The point of shooting RAW files is to be able to adjust the file BEFORE converting it to JPG. If you don't want to do this step, just skip RAW all together.

Charlie
2007-08-16 10:45:51
Jace, I never removed the RAWs from my camera. My goal was to be able to keep them there so that when I returned I could process them on my own Mac in Aperture. While I was traveling I simply wanted a way to do a quick evaulation and upload JPEGs to Flickr. I suppose I could have shot RAW+JPEG, but I was pleased with the solution I ended up with.
D0n
2007-08-16 10:55:53
you might have set aperture up to manage referenced files, using your memory cards as external drives. then used the apeture upload to flicker plugin to transfer from aperture to flicker with one click.
jace rivers
2007-08-16 11:07:31
PhotoMechanic is great for that. It processes RAW files super fast and can export into multiple locations at the same time. It doesn't store files into a library, it's strictly a referenced file program. Given the situation you're describing, this is what I would have used. It's funny how there are always multiple ways of doing the same thing!
Steven Alexander
2007-08-16 11:45:22
why are you shooting RAW, you are not using them just tossing them.
Dan
2007-08-17 10:19:12
As stated in the article...
"I'd leave the RAW files on my camera for processing in Aperture once I returned home."
D0n
2007-08-20 06:33:49
outa curiosity...
doesn't the canon shoot raw+jpeg?
might have been easier to use image preiview or a folder action to skim the jpegs, and upload them to flicker.
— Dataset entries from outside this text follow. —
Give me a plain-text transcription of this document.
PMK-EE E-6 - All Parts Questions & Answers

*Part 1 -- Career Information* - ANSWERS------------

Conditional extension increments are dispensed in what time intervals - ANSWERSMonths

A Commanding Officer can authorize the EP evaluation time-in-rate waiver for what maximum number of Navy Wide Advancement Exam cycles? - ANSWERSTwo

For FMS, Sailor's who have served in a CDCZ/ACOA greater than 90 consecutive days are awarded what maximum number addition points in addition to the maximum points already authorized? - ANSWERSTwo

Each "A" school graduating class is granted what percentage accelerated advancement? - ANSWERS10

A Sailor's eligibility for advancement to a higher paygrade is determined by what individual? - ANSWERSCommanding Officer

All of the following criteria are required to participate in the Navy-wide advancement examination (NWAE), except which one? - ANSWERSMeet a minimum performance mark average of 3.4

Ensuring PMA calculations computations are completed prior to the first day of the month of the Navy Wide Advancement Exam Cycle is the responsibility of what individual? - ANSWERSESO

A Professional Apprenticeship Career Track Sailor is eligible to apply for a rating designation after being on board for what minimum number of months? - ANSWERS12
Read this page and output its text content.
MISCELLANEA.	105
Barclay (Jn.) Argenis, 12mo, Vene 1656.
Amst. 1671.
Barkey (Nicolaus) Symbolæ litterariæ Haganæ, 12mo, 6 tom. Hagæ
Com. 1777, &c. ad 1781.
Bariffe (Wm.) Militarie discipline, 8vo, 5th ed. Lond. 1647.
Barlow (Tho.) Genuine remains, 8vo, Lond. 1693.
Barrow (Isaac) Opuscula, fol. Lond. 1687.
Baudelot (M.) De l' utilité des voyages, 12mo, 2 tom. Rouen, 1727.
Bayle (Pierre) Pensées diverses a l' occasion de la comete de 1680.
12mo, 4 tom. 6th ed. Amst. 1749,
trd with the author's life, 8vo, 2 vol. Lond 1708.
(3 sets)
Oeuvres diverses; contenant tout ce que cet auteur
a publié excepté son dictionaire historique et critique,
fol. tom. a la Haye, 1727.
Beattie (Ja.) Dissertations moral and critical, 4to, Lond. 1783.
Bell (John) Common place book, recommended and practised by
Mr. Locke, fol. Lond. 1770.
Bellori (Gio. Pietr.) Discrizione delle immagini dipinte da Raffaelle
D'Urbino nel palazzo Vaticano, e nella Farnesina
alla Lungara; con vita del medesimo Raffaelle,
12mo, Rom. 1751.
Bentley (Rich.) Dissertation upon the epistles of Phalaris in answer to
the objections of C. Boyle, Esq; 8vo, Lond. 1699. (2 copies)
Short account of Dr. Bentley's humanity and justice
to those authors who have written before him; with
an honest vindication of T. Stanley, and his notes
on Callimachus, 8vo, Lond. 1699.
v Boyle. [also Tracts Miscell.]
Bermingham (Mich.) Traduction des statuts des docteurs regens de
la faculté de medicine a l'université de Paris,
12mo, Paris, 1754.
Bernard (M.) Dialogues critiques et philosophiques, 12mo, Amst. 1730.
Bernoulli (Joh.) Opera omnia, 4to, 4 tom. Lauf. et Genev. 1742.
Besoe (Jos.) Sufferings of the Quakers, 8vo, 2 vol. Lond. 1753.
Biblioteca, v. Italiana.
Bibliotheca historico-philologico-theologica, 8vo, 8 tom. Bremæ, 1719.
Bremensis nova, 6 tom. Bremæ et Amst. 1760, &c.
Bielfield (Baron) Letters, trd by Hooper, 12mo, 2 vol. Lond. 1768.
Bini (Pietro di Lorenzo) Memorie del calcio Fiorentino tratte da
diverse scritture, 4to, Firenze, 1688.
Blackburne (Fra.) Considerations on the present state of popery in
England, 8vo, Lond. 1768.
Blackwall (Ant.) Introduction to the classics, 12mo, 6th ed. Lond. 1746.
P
although I think you defeated the whole point in aperture, by not clearing up your laptops hd to make room for an aperture project.. which would've backed up your files, allowed you to process them and upload to flicker quickly and easily, and still leave the originals on the mem cards.
Charlie
2007-08-20 06:52:52
Don- RAW+JPEG would have been an ideal solution. If I had thought of it... In the end, the tinkerer in me was pleased with this solution. It was a chance to experiment.